Moved to join the fighting effort against insurgents in her homeland—after the U.S. military had toppled Saddam Hussein in the name of democracy and nonexistent weapons of mass destruction—the young woman served alongside Breen’s Army unit, warning soldiers where the IEDs hid. Eventually, the enemy learned her identity and murdered her, Breen recalled.

Breen offered the slain woman’s family what he and other military officers offered so many Iraqi and Afghan interpreters and soldiers and their families: safe passage to America, away from the people who would do them harm for helping U.S. troops. Breen considered it a sacred pledge from a grateful nation, one that could be boiled down to an essential cliché: Help us and we’ll help you.

Upending four decades of U.S. policy, President Donald Trump issued an executive order on Friday blocking entry to the very men, women and children who help American soldiers wage the war on terror, often at great sacrifice to them and their loved ones.

“To say to her family that they can’t come [to America] … it’s an absolute disgrace,” Breen, now the president and CEO of the Truman National Security Project, said during a Monday conference call with reporters. “We explicitly promised these people we would protect them. These are the words that came out of my lips as a representative of the U.S. government. The Trump administration made me a liar.”

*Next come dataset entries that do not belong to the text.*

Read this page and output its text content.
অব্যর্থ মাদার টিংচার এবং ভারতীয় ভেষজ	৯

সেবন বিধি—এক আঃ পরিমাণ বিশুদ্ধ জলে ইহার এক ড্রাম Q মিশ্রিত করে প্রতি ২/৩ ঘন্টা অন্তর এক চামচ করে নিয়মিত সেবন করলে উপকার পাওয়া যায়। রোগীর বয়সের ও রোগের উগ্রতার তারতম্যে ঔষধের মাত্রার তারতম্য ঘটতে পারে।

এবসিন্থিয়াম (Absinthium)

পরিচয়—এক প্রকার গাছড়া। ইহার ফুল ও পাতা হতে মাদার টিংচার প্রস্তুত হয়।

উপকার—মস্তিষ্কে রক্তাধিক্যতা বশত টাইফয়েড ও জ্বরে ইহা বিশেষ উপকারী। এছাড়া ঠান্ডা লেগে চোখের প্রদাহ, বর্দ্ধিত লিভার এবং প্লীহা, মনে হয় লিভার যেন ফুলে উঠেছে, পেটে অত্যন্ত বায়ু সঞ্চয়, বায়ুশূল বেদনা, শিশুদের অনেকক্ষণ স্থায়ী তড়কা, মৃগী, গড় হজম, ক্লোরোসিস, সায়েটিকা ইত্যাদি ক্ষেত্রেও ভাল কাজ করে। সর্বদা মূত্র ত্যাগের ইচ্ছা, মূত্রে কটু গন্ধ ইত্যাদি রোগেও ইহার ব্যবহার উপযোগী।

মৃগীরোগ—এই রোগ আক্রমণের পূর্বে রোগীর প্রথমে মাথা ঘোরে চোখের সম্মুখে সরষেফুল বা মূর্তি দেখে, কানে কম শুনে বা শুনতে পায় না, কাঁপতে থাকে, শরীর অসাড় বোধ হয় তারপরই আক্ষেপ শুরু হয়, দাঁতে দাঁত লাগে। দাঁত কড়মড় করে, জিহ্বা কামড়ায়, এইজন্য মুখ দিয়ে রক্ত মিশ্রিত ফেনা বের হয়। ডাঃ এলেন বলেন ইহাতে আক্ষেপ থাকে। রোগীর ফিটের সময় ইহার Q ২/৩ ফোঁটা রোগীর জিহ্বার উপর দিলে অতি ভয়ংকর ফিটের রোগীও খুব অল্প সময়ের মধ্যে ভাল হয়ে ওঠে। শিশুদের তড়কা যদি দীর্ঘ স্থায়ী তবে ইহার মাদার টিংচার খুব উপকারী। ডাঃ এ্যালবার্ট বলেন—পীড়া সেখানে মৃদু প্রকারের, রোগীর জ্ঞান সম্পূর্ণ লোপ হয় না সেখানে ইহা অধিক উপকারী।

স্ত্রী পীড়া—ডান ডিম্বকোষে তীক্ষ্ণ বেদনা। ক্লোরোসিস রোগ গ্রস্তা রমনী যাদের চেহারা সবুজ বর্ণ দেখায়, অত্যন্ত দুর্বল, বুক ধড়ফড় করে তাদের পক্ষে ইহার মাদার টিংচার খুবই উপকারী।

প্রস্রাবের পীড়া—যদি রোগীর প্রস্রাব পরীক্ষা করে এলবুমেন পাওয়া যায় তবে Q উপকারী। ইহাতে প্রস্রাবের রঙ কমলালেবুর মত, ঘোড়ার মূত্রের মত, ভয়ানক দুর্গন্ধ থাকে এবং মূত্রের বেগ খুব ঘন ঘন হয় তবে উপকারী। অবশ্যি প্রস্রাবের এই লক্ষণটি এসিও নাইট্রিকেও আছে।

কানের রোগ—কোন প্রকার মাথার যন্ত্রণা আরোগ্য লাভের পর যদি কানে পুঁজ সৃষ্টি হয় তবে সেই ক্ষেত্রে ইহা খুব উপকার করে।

With his January 27 order, Trump unleashed chaos with the swoop of a pen, sparking massive and spontaneous protests at airports where arriving refugees and other legal immigrants were detained, questioned and, in some cases, put back on a plane and deported.

The order targets visa holders and refugees from seven majority Muslim countries for at least 90 days and bans Syrian refugees indefinitely, including veterans and people with immediate relatives in the United States. It also drastically lowers the cap of refugees the country is willing to accept in the future. The ban also initially applied to green card holders, though there have been conflicting statements about whether that remains the case.

Since its signing, Trump’s order has set off an extraordinary sequence of events that are still toppling like dominoes. The ban took effect immediately, meaning people who boarded planes with permission to enter the United States touched down in a drastically new world order. Attorneys and protesters raced to airports in New York, Virginia and San Francisco.

In solidarity, a sister protest was organized at the Sacramento International Airport on Sunday, with more than 400 people saying they attended on Facebook. Mayor Darrell Steinberg spoke, condemning the ban, which will immediately affect the flow of refugees into Sacramento County, which accepted 1,962 Afghan and Iraqi citizens with special immigrant visas in the fiscal year that ended in September, according to the state Department of Social Services, far more than any other California county.

The American Civil Liberties Union and other groups quickly sued, winning two nationwide injunctions protecting refugees, green card holders and visa holders from the affected nations, ACLU advocacy and policy counsel Jonathan Blazer said during a separate conference call. But he and others have heard unsettling stories that the court orders weren’t being honored by Trump’s airport gestapo.

The Council on American-Islamic Relations filed what is expected to be one of many new lawsuits on Monday, when the Trump administration also fired acting U.S. Attorney General Sally Yates for ordering her people to stop defending the order in court.

Meanwhile, messages condemning the ban have come from the California Senate, as well as interfaith and intelligence communities. And there was a universal agreement among critics that Trump’s order was both unnecessary and hugely damaging to to America’s reputation in areas where it needs the most help.

“The vetting process is already extreme,” said Shawn VanDiver, a U.S. Navy veteran and Truman National Security Project defense council member. “The Trump administration is trampling on those promises. … [The refugees] fought their own countrymen because they believed in the promise of America.”

And it’s sending a clear message, said Betsy Fisher, policy director of the International Refugee Assistance Project: “The U.S. is not worthy of trust.”